FIG. 2 shows a structure which was designed to obviate these disadvantages by providing axial insulation by means of insulating spacers 14, 15, 16 disposed outside spacers 17A and 17B, all of these spacers being made e.g. of ceramics as the aforementioned component 9. In FIG. 2, reference 7 denotes an assembly similar to the assembly referenced 7 in FIG. 1. We shall not give further details about this structure, since it is familiar to the thermionic tubes expert.

A structure of the aforementioned kind facilitates insulation, which can be increased as required by increasing the height of spacers 14, 15 and 16. As the drawing shows, however, the electrodes of the structure, more particularly the focusing electrode 2 and electrode 3, are connected to external connecting members 18, 19 via springs 20, 22, spring 20 being disposed between electrode 2 and component 18 and spring 22 disposed between electrode 3 and component 19; both the springs are flattened between the aforementioned components. In order to obtain sufficient pressure to ensure good contacts, components 2, 3 must be solid and have large radial dimensions, i.e. perpendicular to axis XX. This is not a disadvantage in the case of low-power travelling-wave tubes. In the case, however, of high-power tubes, this increases the difficulty, for the aforementioned reasons, of constructing a gun having a small radial bulk.

FIG. 3 shows the gun end of a travelling-wave tube according to the invention.

As in the example in FIG. 1, the bottom ends of cathode 1, focusing electrode 2 and control electrode 3 terminate in thin cylindrical metal skirts 11, 21 and 31 respectively. The part of the vacuum casing surrounding the gun is constructed by stacking cylindrical components 14, 15, 16 separated by metal washers 18, 19 in the same manner as in FIG. 2. At the top of FIG. 3, the aforementioned part of the vacuum casing terminates in a component (not referenced) which connects the aforementioned part or socket to the rest of the tube, which is not shown since it is not relevant to the invention.

In the example shown in the drawing, cathode 1 and focusing electrode 2 form a single box as shown, which is closed by an end member 23 and which is all at the same potential, equal to that of the thin skirt 11 in which the cathode terminates at the bottom. The assembly is mounted in accordance with known thermionic tubes technology. Note that a metal component 24 welded to a conductive tube base 25 provides a connection to one end of the filament, the other end of which is connected to the cathode box.

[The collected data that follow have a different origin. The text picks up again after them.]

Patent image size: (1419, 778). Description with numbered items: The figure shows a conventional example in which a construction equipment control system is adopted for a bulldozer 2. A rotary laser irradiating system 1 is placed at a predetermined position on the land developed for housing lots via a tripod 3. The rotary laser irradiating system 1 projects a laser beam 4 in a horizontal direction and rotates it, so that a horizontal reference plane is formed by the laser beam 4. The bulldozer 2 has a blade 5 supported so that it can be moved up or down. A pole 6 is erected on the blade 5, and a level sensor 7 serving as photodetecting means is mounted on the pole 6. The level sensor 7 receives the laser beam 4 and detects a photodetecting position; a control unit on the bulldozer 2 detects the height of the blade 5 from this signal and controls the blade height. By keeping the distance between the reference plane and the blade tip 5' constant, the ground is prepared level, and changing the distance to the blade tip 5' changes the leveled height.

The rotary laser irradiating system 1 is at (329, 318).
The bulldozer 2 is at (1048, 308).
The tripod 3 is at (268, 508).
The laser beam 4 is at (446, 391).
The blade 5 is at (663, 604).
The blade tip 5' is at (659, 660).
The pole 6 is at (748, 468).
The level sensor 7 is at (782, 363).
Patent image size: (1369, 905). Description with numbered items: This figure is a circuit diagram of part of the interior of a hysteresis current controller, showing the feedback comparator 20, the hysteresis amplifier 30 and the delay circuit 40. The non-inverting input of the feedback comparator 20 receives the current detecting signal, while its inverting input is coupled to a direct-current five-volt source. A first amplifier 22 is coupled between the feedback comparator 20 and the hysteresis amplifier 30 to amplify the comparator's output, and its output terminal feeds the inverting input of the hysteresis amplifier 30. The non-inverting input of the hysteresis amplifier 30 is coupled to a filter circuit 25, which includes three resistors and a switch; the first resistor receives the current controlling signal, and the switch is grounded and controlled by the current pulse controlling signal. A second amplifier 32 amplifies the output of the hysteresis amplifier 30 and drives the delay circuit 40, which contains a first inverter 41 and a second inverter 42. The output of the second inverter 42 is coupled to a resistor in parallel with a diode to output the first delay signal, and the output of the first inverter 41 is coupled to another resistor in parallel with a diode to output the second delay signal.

Skirt 11 is prolonged by a stepped cylindrical component 26 and is spot-welded thereto in known manner. References 17A and 17B denote two insulating spacers.

In tubes according to the invention, the assembly comprising the cathode and the focusing electrode is in electric contact with connection 18 via a component 27 which, in the example shown in FIG. 3, comprises a frustoconical ring forming a spring in contrast to the prior-art structures as shown in FIG. 2, where springs 20, 22 are disposed flat between the components which they maintain in contact. In the example described, spring 27 forms an integral part of component 26. In an alternative embodiment, spring 27 can be attached and welded to component 26. In the drawing, 29 denotes a heat shield. Similarly, part 31 of control electrode 3 is in electric contact with connection 19 via a component 28 connected to skirt 31, e.g. by spot-welding. Component 28, like component 27, comprises a frusto-conical ring forming a spring and maintaining skirt 31 of electrode 3 in contact with connection 19. Components 27, 28 are both made e.g. of an iron nickel cobalt alloy commercially known as Kovar. The rings can either be in one piece or made up of a number of separate parts. The apertures provided in components 27 and 28, like those appearing at other places in the drawing, are adapted to facilitate evacuation of the tube. As in the examples shown in the other two drawings, we have deliberately avoided mentioning certain auxiliary components which are conventionally used in all thermionic tubes and are shown without reference numbers in the drawings. In the drawings, references 30, 33 and 32 respectively denote the end portion of the focusing device and the end portion of the rest of the casing (reference 30 applies to the windings and 33 applies to the pole-pieces).

Owing to the aforementioned annular springs 27, 28 the electron-gun components are kept in contact with the connections along the lateral surface of the rings, without increasing the radial dimensions.

In one application of the invention, a travelling-wave tube was constructed to operate in the 5.9-6.4 GHz band at a high voltage of 10 kV with a winding assembly having a total weight of approx. 11 kg for an axial magnetic field of 2,000 Gauss over a length of 240 mm. The total weight of the focusing system including magnetic shielding did not exceed 20 kg. The output high-frequency power was 1 kW in steady operation. Equivalent prior-art constructions would require focusing system having at least double the weight.

Of course, the invention applies even more to low-power travelling-wave tubes, although it is less necessary in such cases.

Claims

1. A travelling-wave tube comprising a vacuum casing terminating at one end in an electron collector and secured in vacuum-tight manner at the other end to a socket closed by a tube base, the socket being made up of cylinders of insulating material stacked on top one another in axial alignment with interposition of metal washers, whose external diameter is substantially flush with said insulating cylinders, and which are used as contacts for the sources which energize the tube in operation, said tube further comprising an electron gun disposed in said socket, which gun is comprised of a cathode and electrodes cooperating with said cathode to produce an electron beam which travels axially along said axis and is collected by said collector, said cathode and electrodes have extensions of cylindrical shape and are mounted in insulated relation by spacers of cylindrical shape in axial alignment around said axis and located inside said insulating cylinders, and wherein said cathode and electrode cylindrical extensions are provided with frusto-conical portions, acting as springs, resting by their external surface against said washers in order to insure an electrical contact between said cathode and electrodes and said washers.

2. A travelling-wave tube according to claim 1, characterised in that said frusto-conical portions are made up of a number of separate parts.